Au fil de l’exposition, il interpelle chacun de nous en faisant savoir que l’Occident n’est pas l’eldorado libéré de mauvaise gouvernance comme l’affirme son installation « Antidépresseur ». Il nous interroge sur la conduite incertaine des Africains tentés par les platitudes de l’Occident sans voir l’abondance chez eux. En fait, il s’agit d’un ravage des biens du continent au détriment des populations africaines.
Comme il l’a indiqué, l’Afrique a tout ce qui est fondamental pour son devenir, mais rien n’est fait par les détenteurs pour l’exploiter. L’installation Antidépresseur est un ensemble comprenant un lit sénoufo posé sur un tapis de fèves de cacao derrière lequel un écran diffuse une vidéo de l’aurore et du crépuscule.

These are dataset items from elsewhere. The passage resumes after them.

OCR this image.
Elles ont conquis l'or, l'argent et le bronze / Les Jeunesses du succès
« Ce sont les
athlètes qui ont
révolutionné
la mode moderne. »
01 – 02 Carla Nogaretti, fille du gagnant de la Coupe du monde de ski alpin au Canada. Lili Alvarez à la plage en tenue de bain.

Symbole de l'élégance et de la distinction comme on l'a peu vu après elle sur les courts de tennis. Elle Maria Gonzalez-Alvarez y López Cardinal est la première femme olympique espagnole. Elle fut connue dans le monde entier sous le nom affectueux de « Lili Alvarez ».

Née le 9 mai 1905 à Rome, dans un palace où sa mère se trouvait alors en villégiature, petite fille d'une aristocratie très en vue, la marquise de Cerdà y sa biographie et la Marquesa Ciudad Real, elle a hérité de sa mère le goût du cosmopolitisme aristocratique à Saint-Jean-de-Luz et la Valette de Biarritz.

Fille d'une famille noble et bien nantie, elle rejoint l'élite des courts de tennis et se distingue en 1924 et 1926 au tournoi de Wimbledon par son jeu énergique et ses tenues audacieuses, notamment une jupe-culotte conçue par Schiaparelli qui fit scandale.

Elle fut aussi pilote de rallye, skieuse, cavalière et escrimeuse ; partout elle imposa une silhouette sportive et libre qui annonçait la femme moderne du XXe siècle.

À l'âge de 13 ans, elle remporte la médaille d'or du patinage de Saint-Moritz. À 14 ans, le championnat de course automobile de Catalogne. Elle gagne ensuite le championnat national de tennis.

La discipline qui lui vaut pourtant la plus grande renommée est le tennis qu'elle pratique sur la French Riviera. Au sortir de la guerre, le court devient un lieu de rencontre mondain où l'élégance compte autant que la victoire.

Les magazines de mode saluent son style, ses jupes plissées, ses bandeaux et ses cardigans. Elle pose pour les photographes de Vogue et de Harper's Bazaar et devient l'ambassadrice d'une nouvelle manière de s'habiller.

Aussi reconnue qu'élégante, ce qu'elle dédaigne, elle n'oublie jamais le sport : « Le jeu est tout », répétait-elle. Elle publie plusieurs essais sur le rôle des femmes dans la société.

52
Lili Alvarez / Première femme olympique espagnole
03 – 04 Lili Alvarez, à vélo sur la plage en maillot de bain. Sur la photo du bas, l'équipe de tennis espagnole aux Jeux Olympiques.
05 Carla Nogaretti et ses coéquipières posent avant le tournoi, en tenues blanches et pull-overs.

Une série de peintures de l’artiste résume sa réflexion sur la géomancie divinatoire du Fâ, sur laquelle il travaille depuis plusieurs années.
Se considérant comme un “chien de garde” de la culture yoruba, Romuald Hazoumè, par son travail, porte un regard fondamental sur le cadre occidental et interroge les ambiguïtés de la mondialisation. Ses dernières créations dénoncent les délocalisations et fustigent l’incohérence des termes de l’échange entre l’Afrique et le reste du monde. Vivant et travaillant à Porto-Novo, cet artiste est un veilleur qui nous interpelle à chaque moment sur les qualités morales mais aussi humaines.